I do not understand your question. CCl4 is not protective. It is a zone 3 toxin. This means that it kills the hepatocytes that under low oxygen tension express the p450s (cyp) that are largely responsible for making insoluble molecules soluble. Can you be more specific on the foam (time course and appearance).
If you want to measure cell death by necrosis, Joao is very correct. Measure the activity or amount of hepatocyte specific enzymes in solution by either initial rate measurements or westerns. I would avoid the bilirubin because even live hepatocytes will secrete so background will be high and dynamic range for observations will be small.

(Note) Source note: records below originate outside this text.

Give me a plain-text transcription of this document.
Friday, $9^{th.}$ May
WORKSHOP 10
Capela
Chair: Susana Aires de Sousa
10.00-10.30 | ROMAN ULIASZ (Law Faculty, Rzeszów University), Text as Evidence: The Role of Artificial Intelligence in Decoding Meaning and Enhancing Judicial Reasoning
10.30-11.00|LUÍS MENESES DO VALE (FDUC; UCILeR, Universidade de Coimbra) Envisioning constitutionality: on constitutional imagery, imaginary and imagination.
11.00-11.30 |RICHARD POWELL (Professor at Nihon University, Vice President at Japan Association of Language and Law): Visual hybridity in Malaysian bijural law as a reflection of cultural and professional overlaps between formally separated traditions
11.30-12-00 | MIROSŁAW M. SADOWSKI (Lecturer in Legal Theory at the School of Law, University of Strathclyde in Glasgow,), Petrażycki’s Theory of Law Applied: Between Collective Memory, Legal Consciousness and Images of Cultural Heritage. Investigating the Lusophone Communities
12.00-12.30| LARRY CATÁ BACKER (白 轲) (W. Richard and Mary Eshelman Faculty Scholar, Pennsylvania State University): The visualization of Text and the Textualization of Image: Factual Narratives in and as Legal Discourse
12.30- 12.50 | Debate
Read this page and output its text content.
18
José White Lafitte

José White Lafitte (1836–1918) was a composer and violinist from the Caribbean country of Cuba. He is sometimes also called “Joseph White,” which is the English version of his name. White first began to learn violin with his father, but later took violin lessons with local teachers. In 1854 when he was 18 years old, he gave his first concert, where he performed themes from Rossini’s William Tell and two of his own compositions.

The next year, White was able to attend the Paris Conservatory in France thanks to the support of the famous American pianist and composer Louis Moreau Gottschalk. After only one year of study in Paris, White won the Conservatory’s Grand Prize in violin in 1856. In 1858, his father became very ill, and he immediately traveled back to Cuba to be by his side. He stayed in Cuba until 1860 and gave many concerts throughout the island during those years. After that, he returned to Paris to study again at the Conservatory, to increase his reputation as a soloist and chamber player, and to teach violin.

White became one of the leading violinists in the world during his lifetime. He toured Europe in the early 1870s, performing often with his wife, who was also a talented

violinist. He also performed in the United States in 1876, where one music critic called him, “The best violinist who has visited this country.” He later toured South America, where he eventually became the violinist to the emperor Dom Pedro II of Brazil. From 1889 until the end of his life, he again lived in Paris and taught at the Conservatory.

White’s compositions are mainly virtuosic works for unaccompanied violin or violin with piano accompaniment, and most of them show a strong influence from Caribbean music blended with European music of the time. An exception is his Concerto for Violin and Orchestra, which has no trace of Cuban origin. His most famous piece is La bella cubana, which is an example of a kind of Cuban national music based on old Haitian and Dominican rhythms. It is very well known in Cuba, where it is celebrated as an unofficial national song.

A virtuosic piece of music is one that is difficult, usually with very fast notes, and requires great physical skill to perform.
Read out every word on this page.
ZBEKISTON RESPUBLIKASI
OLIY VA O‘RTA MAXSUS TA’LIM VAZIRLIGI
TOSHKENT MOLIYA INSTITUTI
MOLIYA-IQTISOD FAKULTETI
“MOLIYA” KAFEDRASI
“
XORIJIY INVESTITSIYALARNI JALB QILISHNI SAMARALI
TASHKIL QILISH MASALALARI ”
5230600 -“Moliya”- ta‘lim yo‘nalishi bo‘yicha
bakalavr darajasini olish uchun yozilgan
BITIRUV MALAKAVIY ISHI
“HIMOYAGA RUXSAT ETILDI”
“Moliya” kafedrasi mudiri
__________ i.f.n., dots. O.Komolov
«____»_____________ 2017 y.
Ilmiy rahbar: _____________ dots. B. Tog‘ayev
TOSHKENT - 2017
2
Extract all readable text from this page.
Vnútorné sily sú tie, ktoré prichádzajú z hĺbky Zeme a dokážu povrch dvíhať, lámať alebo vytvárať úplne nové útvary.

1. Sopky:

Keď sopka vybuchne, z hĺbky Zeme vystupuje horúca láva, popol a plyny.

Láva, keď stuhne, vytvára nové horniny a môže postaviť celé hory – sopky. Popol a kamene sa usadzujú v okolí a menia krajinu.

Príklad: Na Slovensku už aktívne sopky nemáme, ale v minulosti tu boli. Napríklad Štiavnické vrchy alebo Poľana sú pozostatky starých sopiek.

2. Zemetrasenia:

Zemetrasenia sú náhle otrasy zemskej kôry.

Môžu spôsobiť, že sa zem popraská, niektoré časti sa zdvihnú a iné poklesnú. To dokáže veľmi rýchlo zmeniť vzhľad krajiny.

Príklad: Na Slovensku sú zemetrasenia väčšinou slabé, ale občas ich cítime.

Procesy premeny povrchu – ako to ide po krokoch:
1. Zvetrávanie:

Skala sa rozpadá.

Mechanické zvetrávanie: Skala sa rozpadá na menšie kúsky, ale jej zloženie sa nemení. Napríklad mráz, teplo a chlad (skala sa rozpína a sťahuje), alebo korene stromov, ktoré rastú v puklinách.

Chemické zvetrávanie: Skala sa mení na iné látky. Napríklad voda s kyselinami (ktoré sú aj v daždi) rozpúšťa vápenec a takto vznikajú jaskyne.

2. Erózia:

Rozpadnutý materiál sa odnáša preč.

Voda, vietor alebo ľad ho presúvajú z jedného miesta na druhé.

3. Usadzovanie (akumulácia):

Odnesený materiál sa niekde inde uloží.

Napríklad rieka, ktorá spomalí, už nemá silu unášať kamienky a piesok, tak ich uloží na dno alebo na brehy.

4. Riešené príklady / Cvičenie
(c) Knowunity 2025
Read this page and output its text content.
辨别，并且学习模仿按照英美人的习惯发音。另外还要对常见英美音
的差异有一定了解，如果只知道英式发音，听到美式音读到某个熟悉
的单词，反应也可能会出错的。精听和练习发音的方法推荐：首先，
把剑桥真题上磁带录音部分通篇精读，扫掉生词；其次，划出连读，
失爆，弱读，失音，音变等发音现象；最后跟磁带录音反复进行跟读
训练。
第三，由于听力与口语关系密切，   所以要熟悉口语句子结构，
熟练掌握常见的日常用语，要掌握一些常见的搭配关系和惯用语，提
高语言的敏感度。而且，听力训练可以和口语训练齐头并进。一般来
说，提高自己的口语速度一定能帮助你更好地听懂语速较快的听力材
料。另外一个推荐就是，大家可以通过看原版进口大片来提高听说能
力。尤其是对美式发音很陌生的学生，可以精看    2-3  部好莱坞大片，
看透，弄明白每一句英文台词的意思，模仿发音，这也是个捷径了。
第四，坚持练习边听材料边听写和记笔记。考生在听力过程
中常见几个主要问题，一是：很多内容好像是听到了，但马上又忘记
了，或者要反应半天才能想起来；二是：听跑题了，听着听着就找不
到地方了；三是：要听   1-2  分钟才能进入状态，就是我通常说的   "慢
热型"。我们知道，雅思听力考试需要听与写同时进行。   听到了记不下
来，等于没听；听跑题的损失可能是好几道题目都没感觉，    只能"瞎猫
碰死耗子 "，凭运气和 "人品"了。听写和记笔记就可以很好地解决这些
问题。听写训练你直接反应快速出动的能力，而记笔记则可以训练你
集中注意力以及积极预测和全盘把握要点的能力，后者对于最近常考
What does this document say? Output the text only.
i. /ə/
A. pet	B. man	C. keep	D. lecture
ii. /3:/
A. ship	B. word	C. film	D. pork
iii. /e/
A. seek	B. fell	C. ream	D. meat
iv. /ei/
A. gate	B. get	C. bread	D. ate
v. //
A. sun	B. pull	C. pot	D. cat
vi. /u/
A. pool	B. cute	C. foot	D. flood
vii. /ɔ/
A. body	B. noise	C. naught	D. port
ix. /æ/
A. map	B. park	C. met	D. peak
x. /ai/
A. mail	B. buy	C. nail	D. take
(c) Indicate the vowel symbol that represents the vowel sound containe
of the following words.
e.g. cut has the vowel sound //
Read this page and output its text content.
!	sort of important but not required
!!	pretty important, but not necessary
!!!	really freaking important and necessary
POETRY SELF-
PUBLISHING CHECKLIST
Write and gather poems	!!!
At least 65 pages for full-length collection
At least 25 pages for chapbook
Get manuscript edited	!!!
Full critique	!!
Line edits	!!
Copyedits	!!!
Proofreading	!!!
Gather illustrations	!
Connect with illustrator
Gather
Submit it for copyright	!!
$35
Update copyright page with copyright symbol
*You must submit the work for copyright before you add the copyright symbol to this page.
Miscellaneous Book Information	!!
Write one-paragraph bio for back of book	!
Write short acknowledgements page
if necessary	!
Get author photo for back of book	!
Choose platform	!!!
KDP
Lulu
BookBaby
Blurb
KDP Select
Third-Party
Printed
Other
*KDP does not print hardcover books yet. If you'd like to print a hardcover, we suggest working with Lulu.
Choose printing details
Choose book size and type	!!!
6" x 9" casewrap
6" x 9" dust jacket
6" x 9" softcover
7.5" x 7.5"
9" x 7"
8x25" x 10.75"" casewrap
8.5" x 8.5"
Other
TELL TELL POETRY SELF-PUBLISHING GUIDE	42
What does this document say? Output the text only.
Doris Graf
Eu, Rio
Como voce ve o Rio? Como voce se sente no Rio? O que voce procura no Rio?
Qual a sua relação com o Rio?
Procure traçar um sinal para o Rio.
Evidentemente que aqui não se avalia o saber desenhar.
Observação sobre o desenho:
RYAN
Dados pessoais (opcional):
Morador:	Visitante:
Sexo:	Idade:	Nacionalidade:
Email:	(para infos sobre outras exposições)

Thanks for all for your advices. May be I incorrectly formulated my question. My question is that I cannot achieve absolutely solubility of CCL4 in nutrient medium (how I can achieve absolutely solubility of CCL4 in nutrient medium?).
Well now your question makes sense to me. If you treat an animal with CCl4, mix it 1:1 with corn oil and ip inject. If you want to treat cells then make a 5 % solution of CCl4 with ethanol I suspect that the DMSO solvent will work well too but you need to go to lower concentration of CCl4 than you are using now. Keep the total addition of ethanol/DMSO below 2% of the culture. Be sure to have a EtOH/DMSO only control.
Your treatment with 0.5% is extremely high. The "foam" you see is likely the membranes being turned into "soap" via the free radical damage. Do a does response curve with whatever CCl4/EtOH stock you make to determine your LD50. 0.35 ul of CCl4 per ml of culture will lay waste to your hepatocytes in the order of 2 hours.